It's been interesting discussing variances in how one interprets a tea over time with you (not really mentioned in this quote), about personal observation changing. I still haven't sorted out the causes of subjective interpretation variances in tasting teas, pinning down how much change is in external factors and how much just relates to me, or why, but I'm closing in on narrowing it down enough to just leave it alone, to accept it.

Relating to this main question, how to evaluate quality, at some level of interpretation it just doesn't describe well how that works. One compares teas to other versions they've tried, or compares directly, and the coarser the differences the easier it is to specify them, and the opposite is also true. At some point aspect groupings like balance and complexity become hard to describe.

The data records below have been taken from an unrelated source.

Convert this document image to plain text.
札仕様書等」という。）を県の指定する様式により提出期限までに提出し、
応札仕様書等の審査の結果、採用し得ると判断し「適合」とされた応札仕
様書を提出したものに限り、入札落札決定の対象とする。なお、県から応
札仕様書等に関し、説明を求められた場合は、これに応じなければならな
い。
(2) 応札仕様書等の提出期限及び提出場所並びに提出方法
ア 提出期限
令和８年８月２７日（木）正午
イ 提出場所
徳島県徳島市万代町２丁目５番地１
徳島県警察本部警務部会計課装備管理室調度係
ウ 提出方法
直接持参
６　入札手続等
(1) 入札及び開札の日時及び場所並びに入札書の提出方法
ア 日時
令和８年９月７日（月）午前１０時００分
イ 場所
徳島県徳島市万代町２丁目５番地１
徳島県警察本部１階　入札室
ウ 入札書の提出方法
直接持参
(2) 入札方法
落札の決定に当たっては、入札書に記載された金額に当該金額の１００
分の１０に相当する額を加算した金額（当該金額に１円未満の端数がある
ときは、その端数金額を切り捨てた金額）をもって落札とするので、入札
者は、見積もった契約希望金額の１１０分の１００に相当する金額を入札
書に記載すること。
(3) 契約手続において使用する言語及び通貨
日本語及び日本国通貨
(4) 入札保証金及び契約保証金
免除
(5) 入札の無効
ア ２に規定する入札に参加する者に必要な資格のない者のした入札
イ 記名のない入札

To back up a bit, the idea of value or lack of value in describing teas in detail comes up from time to time. As a tea blogger one might expect I'm on the side of there being lots of meaning in lots of description but it's not necessarily so. One can pass on a bit about how a tea comes across but at some level it just can't be described, and that level seems to be what this question is asking about. Some really nice Wuyi Yancha have a aromatic quality to them, or what I run across Chinese vendors referring to as "aroma," but what different people mean by aroma versus taste may or may not be consistent. I'll skip the part about talking through taste (versus flavor) sensation in the tongue versus detecting aromatic components in the rear lower nasal passages here but I think that's only a related part of what's going on, and not necessarily most of the story at all. To make a long story short, well beyond issues related to consistency in use of terms it's hard to clearly describe the experience of different teas.